Because of the need to reduce the brand's overall CO2 emissions, Gaydon sought a deal with Toyota to sell a version of the innovative IQ with their badge on it. A canny trick because not only are they reducing their carbon footprint and keeping Brussels happy but they're also making a more 'affordable' Aston in the process – albeit one with a huge profit margin as the Cynet keeps the Toyota mechanicals and basic body structure and adds a whole load of Aston leather and luxury on the inside. The difference between the IQ and Cynet in the dealership forecourt? A mere £20k and a bunch of people who can claim they own a product from the world's coolest brand. It's probably best if you don't tell them that underneath the nice interior, it's a ten-grand Toyota, mind.

Not only does the brand define a premium vehicle but also the technology, safety features and innovation contributes to a blueprint of a premium vehicle in 2013 Take the Mercedes-Benz S-Class for instance. It was the first car from Stuttgart to feature seatbelt pretensions in 1981, and many of the current driver aids and 'command centres' have debuted in luxo-barges too, such as BMW's infamous iDrive system which started out in the 7-Series, and thankfully over the years improved as it found its home in other BMW products – including Rolls Royces, no less.

Sophie Williamson-Stothert, a Staff Writer at Car Dealer Magazine agrees with the notion that premium means tech as much as anything else, "a premium vehicle in 2013 is a car that can offer its drivers a number of benefits ranging from new technological devices and safety features, while still generating high performance figures and practicality", she said when asked to describe a blueprint of what makes up a premium vehicle in this day and age.

"But", she continues, "A premium vehicle is predominately seen as 'a luxury car' and that's the way it will continue to be perceived and, a premium car in 2013 should reflect the success and similarities of its predecessors, but promote the future".

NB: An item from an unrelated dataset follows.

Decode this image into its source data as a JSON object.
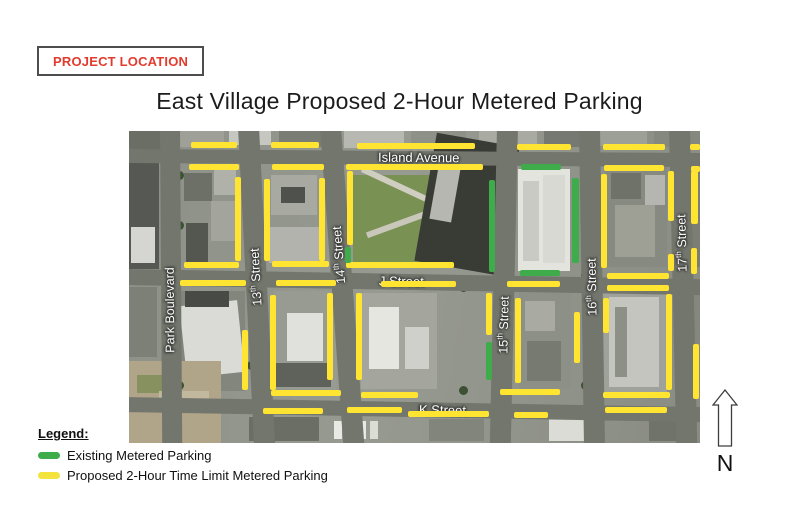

What Sophie briefly touched on towards the end is particularly prominent: the future. Not only does a premium vehicle offer the chance for manufactures to show off their latest and greatest innovations in safety, but also the stride forwards in terms of drivetrains; the Fisker Karma being a prime example of this, using a plug-in hybrid motor to drive down the emissions. It also uses solar panels to power things like the air conditioning.

Much like the first tablet computers, or laptops for that matter, this technology comes at a price at first. Anti-lock brakes, ESP systems and airbags debuted on premium vehicles and then slowly filtered their way down the ladder to more affordable and mundane cars. Nowadays, you wouldn't think twice about whether or not your new supermini has airbags or not, so this is the great thing about a premium vehicle: it provides the perfect space to wow journalists and buyers alike while in the future knowing that the things that have been pioneered on the flagship of the range will find their way into the lower models, not only improving the standard equipment, but also safety, performance and minimising the environmental impact all at the same time.

The key to defining a premium vehicle in 2013 is a hard one, but it has to combine all of the above; the brand kudos and appeal to the buyer, so then it can shift itself off the shelf and also the advancements that we've become so used to from this segment in the past. Gone is the German horsepower race and is instead replaced by the worldwide premium vehicle race.